一种页岩有机孔与无机孔定量表征的方法

doi:10.13809/j.cnki.cn32-1825/te.2020.01.005

摘要/Abstract

摘要：

扫描电镜图像处理后得到的面孔率结果能够有效反映页岩有机质孔隙的发育程度,在统计样本足够大的前提下能够相对准确地定量表征有机质孔隙的规模大小。由于受扫描电镜绝对分辨率的限制,面孔率结果在小于2 nm的孔径范围内低估了有机孔含量,需要通过吸附法得到的孔径分布结果进行校正,再结合TOC和有效孔隙度来计算页岩有机质孔隙度,从而间接得到有机孔和无机孔比例。渝东南地区4口页岩气井的数据表明武隆和东胜地区以有机孔为主,底部①至②小层的有机孔比例高,最高可达85.89 %;彭水地区受有机碳控制,有机孔比例不高于20 %;平桥地区有机孔比例在20 %~30 % ,层理缝及纹层构造相对发育,尤其是纹层构造中碎屑颗粒与泥质互层间可能存在的裂隙或粒缘缝对无机孔的贡献较大。有机孔比例主要受有机质丰度与有机质孔隙发育程度的影响,有机孔比例与TOC含量在纵向上的变化规律高度一致。

关键词: 页岩, 孔隙, 有机孔, 无机孔, 定量

Abstract:

The results of surface porosity obtained by scanning electron microscopy image processing can effectively reflect the development degree of shale organic matter pore. On the premise that the statistical sample is large enough, the pore size of organic matter can be quantitatively characterized relatively accurately. Due to the limitation of absolute resolution of scanning electron microscopy, the organic pore content was underestimated in the pore size range of less than 2 nm. The results of pore size distribution obtained by adsorption method need to be corrected. Combined with TOC and effective porosity, the porosity of shale organic matter can be calculated, and the proportion of organic and inorganic pore can be obtained indirectly. The data of 4 shale gas wells in southeastern Chongqing show that organic pore is the main type in Wulong and Dongsheng area, and the proportion of organic pore in bottom layer（① to ②） is high, up to 85.89 %. Pengshui area is controlled by organic carbon, and the proportion of organic pore is not more than 20 %. The organic pore proportion in Pingqiao area ranges from 20 % to 30 %, and the bedding fissures and laminar structures are relatively developed, especially the possible fissures or grain margin fissures between clastic particles and muddy interbeds in laminar structures contribute greatly to the inorganic pore.

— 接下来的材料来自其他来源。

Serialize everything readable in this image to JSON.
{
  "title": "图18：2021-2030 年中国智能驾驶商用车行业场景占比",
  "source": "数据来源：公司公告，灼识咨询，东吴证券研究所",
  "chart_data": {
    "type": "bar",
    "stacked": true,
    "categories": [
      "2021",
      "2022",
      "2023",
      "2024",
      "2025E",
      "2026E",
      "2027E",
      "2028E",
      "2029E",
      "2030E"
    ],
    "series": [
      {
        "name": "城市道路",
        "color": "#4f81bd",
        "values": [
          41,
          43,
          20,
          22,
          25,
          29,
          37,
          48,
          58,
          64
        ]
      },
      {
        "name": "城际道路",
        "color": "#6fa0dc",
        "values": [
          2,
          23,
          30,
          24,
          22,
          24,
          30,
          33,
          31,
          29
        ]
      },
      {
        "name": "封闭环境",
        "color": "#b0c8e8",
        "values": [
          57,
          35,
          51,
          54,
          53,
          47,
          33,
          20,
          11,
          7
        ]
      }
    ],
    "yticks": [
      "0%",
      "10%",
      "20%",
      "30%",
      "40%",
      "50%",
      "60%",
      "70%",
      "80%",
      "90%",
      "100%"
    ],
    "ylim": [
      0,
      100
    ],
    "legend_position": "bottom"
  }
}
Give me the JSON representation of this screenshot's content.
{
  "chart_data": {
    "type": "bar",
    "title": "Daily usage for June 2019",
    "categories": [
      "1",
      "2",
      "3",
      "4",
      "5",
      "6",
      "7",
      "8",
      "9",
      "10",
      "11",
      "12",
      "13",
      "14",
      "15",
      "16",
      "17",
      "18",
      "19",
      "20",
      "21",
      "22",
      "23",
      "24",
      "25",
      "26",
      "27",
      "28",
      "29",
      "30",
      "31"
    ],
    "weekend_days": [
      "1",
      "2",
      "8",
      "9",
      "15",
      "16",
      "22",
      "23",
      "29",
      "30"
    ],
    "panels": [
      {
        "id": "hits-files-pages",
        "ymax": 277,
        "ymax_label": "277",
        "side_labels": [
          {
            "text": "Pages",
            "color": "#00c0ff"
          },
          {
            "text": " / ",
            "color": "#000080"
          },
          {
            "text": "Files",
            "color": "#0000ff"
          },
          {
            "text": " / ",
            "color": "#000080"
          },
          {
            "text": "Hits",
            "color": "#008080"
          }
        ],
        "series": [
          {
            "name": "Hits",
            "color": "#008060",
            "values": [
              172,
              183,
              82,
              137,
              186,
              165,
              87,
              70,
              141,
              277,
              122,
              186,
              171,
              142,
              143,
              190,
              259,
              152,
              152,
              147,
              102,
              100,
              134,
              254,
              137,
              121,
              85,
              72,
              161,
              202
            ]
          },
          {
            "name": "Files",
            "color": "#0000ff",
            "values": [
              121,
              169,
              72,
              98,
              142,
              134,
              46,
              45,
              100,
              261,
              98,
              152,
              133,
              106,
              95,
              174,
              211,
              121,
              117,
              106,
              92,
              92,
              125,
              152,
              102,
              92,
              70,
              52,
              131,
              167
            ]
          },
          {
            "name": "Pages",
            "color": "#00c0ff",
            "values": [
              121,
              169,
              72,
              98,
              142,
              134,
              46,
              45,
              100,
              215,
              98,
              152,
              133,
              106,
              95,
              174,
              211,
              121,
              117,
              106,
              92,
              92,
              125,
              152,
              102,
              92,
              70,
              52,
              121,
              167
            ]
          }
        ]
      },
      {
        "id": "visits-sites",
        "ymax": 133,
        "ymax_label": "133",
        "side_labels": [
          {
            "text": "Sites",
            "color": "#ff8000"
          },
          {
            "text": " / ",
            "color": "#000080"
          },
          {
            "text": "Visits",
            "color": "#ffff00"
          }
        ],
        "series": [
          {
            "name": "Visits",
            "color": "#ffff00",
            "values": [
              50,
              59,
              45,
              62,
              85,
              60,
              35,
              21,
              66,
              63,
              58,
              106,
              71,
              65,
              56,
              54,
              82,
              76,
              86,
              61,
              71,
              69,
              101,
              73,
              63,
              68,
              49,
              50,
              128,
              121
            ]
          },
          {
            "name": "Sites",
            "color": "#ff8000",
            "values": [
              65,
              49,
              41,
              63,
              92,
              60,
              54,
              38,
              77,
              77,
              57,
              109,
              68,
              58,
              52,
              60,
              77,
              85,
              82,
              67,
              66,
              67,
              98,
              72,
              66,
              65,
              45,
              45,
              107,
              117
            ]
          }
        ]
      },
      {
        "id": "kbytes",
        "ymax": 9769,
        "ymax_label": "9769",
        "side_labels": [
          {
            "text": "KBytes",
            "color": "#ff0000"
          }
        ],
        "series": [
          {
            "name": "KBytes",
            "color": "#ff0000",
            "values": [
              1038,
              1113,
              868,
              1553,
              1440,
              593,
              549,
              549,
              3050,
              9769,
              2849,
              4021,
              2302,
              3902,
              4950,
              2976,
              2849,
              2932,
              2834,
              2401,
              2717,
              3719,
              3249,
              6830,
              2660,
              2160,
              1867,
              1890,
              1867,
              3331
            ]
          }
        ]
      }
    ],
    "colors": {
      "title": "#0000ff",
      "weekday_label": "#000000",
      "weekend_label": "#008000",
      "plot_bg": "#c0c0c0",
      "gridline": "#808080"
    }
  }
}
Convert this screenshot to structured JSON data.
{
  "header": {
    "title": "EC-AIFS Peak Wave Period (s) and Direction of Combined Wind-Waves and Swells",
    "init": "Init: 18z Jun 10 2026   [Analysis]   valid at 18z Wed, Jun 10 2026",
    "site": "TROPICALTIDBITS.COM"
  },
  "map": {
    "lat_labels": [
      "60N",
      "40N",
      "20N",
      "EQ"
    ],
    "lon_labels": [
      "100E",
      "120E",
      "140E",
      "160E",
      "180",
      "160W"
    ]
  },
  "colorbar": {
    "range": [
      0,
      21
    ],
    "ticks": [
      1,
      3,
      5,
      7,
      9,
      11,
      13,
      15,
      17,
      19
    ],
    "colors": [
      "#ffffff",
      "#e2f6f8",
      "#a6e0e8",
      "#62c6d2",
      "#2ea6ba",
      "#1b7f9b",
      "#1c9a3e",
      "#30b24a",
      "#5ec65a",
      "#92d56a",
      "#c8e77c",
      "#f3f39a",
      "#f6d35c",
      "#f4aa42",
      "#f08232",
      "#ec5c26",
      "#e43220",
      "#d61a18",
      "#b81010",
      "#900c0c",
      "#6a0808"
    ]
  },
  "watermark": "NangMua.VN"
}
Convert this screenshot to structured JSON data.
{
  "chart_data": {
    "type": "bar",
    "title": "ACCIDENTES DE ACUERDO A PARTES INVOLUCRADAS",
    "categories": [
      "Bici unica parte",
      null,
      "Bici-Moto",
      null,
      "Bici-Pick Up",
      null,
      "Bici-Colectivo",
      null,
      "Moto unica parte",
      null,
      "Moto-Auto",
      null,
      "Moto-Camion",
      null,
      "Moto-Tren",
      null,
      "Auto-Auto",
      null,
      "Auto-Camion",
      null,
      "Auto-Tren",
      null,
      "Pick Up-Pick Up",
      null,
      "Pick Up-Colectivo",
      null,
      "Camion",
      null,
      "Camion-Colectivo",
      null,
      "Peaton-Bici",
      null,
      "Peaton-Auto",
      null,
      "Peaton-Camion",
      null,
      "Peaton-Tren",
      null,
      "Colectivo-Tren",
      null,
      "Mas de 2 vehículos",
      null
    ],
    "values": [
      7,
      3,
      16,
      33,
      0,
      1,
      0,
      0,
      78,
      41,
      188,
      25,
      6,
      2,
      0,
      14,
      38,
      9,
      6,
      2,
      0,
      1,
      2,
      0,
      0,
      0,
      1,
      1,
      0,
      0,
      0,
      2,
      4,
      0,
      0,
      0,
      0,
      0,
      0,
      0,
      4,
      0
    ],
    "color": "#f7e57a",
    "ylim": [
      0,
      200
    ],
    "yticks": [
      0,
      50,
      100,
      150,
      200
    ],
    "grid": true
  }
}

The proportion of organic pore is mainly affected by the abundance of organic matter and the degree of pore development of organic matter. The ratio of organic pore is highly consistent with the variation of TOC content in the vertical direction.

Key words: shale, pore, organic pore, inorganic pore, quantify

中图分类号:

TE135

蔡潇,靳雅夕,叶建国,彭柳,孙婧榕,朱一川. 一种页岩有机孔与无机孔定量表征的方法[J]. 油气藏评价与开发, 2020, 10(1): 30-36.

CAI Xiao,JIN Yaxi,YE Jianguo,PENG Liu,SUN Jingrong,ZHU Yichuan. A quantitative characterization method for organic and inorganic pores in shale[J]. Reservoir Evaluation and Development, 2020, 10(1): 30-36.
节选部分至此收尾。